Yes, doesn't everyone know that the Atkins diet strictly forbids any and every carbohydrate from ever entering your mouth! You laugh, but I betcha that's what many of these misinformed dietitians like this one are telling their clients. But that's a lie that frankly has never been true of low-carb. You get to eat plenty of carbs, but you stay away from unhealthy carbs such as sugar and white flour. There is a distinction between carbs and learning about which ones you should eat is part of the process of livin' la vida low-carb.

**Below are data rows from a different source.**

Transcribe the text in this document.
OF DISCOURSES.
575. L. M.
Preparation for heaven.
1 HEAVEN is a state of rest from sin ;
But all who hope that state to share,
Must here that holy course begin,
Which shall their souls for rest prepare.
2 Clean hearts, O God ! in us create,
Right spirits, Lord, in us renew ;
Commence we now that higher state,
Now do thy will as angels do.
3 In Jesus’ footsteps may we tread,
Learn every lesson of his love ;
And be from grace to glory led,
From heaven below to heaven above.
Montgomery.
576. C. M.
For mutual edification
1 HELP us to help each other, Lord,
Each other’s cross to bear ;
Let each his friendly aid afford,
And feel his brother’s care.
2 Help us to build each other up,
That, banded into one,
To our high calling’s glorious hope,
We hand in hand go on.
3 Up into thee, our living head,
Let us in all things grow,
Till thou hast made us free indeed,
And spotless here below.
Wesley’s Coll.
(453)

While carbs supposedly give you a burst of energy (and then a crash and burn soon thereafter), your body can fuel itself on the fat you eat as well. Before I go to workout, I make sure I eat a moderate meal consisting of protein, fat and very little carbs. This gives me all the energy I need to make it through my 45-60 minutes of intense cardio. I don't need carbs to energize me. Fat does that for me.

The story also laments that low-carbers skip supposedly healthy fruits which contain necessary ingredients, such as fiber. But if you are doing low-carb correctly, you should not have a problem with fiber. I take supplements as well as get lots of fiber in my body through products like GoLower bars or Miracle Muffins. This excuse about fiber is another attempt to pull the wool over the eyes of the public.

Following a low-fat diet, the couple featured in the story is also exercising and claims they are losing weight now without hunger. I wish them the best of luck on their weight loss plan and encourage people who need to lose weight to do something about it besides moan and complain. If you want to lose weight, then there are ways to do it. Whether you choose low-fat, low-carb, or whatever, make the all-important decision to get your health under control by lowering your weight.

One final note on this story: At the end they admit that a lot of people lose weight and lower their bad cholesterol while on the Atkins diet, but that this diet has the highest drop-out rates of all diet plans. Is that supposed to mean something about the efficacy of the diet itself? The fact that people stop doing it doesn't mean the diet is a failure. It is merely an indication that the person attempting to lose weight on that program did not choose to stick to it. You can't blame the low-carb lifestyle for that!

A person who wants to lose weight and commits to do it can and will lose weight by livin' la vida low-carb. Just look at me!


Blogger DietKing said...

Jimmy, my friend--

You wrote: "The fact that people stop doing it doesn't mean the diet is a failure. It is merely an indication that the person attempting to lose weight on that program did not choose to stick to it. You can't blame the low-carb lifestyle for that!"

I agree with you on that. Let me just add this: I think Benjamin Franklin once said, "You will observe with concern how long a useful truth may be known, and exist, before it is generally received and practiced on."

This is where the problem lies. Until it becomes widely known and accepted that excessive carbohydrate consumption causes weight gain, insulin resistance, diabetes, high cholesterol, heart disease (and on and on and on) people will continue blaming animal fat (or any other fat for that matter)for their woes. It's going to be a long, drawn out struggle--that couple you speak of are a perfect example. Because society doesn't accept this notion, restaurants and food producers don't supply more low-carb choices, thus making Living La Vida Low-Carb an unecessarily harder than average plan to follow--but it's the right plan. It always has been. Always will be--it's simple human biology.